Temos aqui um espectáculo em que Mugabe e os que estão à sua volta querem dar a impressão de vigor e vitalidade. A verdade é outra. Durante a entrevista, havia momentos em que o Presidente Mugabe falava em shona, uma língua que percebo minimamente; em shona, Mugabe mostra-se cheio de amargura, mesmo contra os seus rivais políticos que não existem.

O Presidente Mugabe não suporta a ideia de que possa haver, no Zimbabwe, alguém que não concorde com ele. Mugabe, que tem cerca de seis licenciaturas, sempre minimizou o seu rival, Morgan Tsivangirai, por não ter ido a uma faculdade. Chamou-o de "empregadozito".

Nas poucas vezes que passei pelo Zimbabwe, encontrei um país onde a diferença entre a retórica e a realidade é gritante. O Camarada Mugabe - como é chamado pela imprensa oficial e membros do partido no poder, ZANU - é um marxista radical que acredita na distribuição dos bens nacionais.
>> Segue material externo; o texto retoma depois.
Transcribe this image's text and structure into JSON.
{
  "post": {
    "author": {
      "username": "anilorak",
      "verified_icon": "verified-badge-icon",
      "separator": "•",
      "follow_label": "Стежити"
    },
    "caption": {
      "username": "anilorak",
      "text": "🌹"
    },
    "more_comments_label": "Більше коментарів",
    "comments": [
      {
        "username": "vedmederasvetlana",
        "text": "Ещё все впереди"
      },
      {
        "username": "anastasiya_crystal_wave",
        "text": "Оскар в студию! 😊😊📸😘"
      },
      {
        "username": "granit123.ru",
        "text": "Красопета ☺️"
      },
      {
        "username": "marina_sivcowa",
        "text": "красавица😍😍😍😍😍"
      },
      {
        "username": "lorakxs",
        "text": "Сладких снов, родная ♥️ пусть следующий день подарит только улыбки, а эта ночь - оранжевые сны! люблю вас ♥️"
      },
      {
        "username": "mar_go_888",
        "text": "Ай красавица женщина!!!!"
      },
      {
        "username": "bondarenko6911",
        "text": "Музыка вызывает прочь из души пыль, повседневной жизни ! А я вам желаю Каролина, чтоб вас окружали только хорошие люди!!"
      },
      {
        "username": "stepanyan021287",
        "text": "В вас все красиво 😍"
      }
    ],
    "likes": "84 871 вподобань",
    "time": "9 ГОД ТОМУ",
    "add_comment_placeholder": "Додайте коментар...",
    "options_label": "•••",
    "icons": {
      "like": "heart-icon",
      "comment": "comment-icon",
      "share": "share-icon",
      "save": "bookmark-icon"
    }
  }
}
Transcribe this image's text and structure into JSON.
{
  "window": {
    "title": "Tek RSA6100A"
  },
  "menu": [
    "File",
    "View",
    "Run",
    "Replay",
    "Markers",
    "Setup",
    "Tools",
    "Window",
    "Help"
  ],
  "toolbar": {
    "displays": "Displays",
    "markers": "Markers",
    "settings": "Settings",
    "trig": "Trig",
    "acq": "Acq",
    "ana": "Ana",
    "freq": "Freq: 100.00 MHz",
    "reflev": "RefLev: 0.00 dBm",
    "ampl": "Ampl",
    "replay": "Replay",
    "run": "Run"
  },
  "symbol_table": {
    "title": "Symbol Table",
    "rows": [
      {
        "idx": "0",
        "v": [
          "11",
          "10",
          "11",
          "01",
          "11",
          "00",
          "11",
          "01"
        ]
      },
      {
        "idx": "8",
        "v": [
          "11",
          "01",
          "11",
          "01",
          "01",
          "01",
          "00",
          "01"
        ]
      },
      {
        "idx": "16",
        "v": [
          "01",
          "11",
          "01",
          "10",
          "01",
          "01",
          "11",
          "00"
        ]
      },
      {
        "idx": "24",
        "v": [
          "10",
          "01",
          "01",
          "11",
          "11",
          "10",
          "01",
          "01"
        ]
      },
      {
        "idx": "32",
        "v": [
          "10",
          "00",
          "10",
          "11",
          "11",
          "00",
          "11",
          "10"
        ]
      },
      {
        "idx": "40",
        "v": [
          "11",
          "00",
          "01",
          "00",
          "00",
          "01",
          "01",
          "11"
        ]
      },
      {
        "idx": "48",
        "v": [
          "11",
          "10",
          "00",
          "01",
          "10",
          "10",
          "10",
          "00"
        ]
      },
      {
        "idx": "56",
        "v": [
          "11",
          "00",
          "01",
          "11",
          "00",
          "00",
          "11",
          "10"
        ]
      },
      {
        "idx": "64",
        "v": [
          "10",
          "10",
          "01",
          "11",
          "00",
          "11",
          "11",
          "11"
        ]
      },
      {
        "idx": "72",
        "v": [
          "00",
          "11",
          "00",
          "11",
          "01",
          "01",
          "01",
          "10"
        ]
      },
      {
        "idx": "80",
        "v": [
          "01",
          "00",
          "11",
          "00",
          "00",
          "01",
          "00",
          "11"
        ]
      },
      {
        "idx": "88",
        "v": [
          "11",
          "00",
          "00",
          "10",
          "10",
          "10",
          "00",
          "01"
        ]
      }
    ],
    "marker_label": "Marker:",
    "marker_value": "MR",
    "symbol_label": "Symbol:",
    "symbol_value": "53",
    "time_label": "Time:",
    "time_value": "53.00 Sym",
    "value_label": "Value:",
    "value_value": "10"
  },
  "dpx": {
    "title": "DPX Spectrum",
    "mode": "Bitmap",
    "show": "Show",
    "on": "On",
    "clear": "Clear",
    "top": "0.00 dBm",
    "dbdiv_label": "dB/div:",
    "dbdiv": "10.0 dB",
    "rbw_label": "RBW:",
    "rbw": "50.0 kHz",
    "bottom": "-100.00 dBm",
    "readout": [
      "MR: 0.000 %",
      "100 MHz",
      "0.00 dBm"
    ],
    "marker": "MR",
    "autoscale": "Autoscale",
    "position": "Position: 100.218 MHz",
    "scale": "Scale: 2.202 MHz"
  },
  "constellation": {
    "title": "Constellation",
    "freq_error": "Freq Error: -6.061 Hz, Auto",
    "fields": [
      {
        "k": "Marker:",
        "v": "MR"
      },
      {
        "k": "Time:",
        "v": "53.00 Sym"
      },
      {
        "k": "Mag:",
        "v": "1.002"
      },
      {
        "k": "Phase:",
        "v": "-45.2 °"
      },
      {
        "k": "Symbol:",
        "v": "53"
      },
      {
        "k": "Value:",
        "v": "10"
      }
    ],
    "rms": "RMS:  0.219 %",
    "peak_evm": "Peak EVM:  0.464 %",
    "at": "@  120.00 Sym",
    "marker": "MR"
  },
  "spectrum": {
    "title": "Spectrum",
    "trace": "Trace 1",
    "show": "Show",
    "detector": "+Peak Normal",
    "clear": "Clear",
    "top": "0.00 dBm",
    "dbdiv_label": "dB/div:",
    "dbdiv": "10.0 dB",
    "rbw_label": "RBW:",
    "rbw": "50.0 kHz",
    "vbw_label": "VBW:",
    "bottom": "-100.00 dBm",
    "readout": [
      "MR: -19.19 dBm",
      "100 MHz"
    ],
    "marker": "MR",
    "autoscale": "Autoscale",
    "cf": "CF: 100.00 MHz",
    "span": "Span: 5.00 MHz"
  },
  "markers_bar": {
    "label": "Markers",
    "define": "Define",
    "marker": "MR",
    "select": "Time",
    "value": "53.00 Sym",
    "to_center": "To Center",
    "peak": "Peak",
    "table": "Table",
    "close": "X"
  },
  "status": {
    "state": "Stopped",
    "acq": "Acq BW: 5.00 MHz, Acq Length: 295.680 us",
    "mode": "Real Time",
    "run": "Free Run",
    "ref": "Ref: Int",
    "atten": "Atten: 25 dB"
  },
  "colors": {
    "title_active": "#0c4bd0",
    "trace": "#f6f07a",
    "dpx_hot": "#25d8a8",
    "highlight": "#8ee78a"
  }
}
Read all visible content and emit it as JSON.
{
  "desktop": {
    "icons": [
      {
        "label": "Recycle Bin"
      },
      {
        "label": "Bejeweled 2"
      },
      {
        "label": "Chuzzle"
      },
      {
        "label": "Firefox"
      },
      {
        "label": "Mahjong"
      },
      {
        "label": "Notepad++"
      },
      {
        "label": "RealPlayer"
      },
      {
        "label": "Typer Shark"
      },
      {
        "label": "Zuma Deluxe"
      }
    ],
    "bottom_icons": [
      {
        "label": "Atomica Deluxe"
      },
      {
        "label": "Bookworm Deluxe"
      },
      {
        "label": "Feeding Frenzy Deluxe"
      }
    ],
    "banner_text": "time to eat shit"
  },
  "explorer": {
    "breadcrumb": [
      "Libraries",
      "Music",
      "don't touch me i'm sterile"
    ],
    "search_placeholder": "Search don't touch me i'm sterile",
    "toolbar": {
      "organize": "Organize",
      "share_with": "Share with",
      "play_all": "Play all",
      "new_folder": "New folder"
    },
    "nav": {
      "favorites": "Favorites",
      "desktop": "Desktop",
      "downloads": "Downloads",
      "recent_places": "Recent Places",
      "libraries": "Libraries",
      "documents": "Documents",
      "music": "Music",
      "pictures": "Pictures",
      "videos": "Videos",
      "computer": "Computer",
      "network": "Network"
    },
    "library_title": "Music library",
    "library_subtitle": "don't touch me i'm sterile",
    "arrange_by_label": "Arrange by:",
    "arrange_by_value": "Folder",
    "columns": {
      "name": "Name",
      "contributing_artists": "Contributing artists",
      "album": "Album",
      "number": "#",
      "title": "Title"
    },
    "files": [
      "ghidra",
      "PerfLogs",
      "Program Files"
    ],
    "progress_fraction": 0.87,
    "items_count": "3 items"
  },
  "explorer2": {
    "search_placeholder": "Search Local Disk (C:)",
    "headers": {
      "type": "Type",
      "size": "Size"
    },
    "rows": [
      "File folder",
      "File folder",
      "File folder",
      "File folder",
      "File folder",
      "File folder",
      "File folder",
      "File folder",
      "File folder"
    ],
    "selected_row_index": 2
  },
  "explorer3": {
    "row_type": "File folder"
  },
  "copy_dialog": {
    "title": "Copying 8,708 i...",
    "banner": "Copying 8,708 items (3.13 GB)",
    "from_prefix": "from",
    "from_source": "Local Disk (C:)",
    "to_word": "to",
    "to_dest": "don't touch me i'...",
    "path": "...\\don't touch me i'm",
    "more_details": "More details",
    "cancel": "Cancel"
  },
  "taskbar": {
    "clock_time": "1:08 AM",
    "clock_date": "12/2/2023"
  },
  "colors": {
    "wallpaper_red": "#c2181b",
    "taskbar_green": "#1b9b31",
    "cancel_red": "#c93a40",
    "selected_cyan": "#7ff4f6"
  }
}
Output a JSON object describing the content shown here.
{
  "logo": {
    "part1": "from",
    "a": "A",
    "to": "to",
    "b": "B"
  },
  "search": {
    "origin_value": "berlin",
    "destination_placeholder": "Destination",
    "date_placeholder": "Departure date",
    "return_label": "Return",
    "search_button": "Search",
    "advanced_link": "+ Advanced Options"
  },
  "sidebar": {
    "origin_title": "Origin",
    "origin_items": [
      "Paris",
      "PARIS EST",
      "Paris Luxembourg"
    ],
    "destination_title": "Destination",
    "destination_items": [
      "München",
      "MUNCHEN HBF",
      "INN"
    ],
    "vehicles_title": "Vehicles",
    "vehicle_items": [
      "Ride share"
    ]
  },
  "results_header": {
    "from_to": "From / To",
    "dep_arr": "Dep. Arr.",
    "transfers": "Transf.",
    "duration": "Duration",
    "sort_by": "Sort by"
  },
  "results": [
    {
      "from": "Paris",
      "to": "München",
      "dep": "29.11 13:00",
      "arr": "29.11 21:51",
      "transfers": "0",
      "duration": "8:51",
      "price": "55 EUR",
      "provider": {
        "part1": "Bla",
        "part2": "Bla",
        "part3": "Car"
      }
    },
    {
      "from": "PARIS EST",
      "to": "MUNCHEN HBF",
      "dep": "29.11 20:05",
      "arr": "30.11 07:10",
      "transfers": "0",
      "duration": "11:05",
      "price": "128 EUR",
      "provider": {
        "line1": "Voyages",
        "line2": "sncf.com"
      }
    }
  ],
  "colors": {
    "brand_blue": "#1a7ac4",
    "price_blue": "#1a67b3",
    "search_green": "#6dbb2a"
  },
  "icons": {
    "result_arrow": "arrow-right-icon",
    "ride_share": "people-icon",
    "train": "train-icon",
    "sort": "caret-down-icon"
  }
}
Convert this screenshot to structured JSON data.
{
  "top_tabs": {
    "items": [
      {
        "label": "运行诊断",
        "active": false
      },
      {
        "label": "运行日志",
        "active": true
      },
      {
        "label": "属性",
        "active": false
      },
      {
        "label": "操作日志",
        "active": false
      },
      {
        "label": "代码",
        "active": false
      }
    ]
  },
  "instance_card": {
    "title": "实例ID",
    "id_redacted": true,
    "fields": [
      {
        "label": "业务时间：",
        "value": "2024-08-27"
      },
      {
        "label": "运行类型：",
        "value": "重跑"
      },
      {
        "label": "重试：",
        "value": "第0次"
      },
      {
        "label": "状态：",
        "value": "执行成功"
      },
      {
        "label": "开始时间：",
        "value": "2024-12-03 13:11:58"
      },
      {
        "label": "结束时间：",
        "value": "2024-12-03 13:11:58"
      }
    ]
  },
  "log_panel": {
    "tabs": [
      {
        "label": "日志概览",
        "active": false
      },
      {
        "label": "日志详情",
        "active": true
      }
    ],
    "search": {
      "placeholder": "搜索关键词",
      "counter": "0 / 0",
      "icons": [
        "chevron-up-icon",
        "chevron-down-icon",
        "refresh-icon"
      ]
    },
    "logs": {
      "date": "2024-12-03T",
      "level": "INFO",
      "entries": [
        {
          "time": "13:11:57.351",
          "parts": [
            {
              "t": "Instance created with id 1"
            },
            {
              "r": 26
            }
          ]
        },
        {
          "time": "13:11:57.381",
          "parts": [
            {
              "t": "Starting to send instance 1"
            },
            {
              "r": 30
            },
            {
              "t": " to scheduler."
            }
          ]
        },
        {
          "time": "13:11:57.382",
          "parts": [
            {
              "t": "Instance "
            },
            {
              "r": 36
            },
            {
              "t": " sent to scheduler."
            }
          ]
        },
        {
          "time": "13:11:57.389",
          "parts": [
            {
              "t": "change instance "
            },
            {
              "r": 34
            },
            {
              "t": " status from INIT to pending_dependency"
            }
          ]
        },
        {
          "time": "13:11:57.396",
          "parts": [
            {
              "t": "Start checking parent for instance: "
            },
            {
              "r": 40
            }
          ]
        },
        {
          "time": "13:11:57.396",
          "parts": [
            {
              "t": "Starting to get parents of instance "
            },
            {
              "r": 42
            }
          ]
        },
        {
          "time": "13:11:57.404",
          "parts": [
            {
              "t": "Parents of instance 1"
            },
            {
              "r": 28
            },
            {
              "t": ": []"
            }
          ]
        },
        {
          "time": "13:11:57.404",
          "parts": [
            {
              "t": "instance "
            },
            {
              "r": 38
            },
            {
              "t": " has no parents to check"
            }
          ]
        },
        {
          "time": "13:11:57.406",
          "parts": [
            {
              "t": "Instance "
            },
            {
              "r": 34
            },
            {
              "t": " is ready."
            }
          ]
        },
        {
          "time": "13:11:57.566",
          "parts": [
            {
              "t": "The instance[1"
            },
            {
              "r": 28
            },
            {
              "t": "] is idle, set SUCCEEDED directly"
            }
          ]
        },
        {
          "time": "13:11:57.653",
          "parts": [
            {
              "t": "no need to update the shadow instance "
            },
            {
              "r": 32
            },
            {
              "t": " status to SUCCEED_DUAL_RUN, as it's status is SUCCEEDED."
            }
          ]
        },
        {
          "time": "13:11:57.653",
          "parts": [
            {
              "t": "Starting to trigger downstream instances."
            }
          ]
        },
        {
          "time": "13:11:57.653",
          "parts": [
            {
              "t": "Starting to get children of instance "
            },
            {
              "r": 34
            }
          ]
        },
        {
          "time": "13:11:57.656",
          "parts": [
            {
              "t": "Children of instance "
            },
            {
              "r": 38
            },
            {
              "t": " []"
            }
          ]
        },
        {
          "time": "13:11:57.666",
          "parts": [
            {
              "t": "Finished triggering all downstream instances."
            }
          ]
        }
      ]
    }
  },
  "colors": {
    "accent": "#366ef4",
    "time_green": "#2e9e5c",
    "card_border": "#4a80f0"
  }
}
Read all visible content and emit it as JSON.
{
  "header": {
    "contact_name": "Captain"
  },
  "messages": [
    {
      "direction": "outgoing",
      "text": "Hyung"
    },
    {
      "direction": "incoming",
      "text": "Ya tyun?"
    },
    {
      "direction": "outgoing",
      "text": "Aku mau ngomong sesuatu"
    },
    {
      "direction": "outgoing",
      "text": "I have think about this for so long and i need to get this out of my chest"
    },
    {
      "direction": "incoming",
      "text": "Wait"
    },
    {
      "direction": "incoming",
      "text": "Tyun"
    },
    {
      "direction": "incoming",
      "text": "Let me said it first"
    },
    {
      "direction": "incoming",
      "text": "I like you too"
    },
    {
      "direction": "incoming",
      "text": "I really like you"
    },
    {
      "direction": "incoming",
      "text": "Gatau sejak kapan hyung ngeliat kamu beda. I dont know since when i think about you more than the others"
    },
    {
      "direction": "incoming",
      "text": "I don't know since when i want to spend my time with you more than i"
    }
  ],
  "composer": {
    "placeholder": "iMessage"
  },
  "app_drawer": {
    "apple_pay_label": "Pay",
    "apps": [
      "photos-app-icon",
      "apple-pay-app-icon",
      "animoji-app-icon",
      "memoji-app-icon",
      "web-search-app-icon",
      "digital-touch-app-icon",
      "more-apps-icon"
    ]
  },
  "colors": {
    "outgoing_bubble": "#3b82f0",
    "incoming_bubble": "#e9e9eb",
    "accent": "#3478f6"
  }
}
Os seus próximos, como o empresário Phillip Chiangwa, não só são capitalistas - são empresários que dependem completamente do Estado para fazerem as suas fortunas.

Phillip Chiyangwa tem várias viaturas Rolls Royce e num programa de televisão mostrou as centenas de pares de sapatos (caríssimos, claro) que possui. No mesmo programa, vê-se a dificuldade que os zimbabweanos têm para enfrentar o seu quotidiano.

O Presidente Mugabe uma vez desprezou a diáspora zimbabweana dizendo que sobreviviam lavando os brancos, etc. A economia do Zimbabwe sobrevive em parte por causa das remessas da sua diáspora.

Mugabe nunca soube emular o exemplo de Mandela, que, a um certo momento, se retirou da política e tornou-se o símbolo de reconciliação no seu país. Logo depois da independência em 1980, Mugabe chamou a minoria branca e disse-lhe que iria precisar da sua ajuda para construir o país.

Por algum tempo vimos uma guerra intensa em que os guerrilheiros da ZAPU de Joshua Nkomo tentaram afirmar-se mas foram esmagados. Há alegações sérias de violações de direitos humanos na Matebeleland; tudo isto poderia ter passado para a história se Mugabe tivesse sabido transformar-se num estadista mais velho, como foi o caso de Kenneth Kaunda na Zâmbia.

Mugabe gosta muito de representar o papel do estadista mais velho no continente africano. Vimo-lo todos cair durante uma cerimónia pública. As fotos de Mugabe, a dormir na paz do Senhor, enquanto os outros estadistas discursavam, têm sido motivo de muitas risadas nas redes sociais. No Zimbabwe, houve até uma vez que a transmissão do presidente Mugabe teve que ser interrompida porque ele já tinha lido o mesmo discurso numa outra ocasião.

(Pode ler na íntegra este texto de opinião, da autoria de Sousa Jamba, na coluna "Epístolas do Ocidente, publicada na edição n.º472 do Novo Jornal, que pode assinar em formato digital e pagar no Multicaixa)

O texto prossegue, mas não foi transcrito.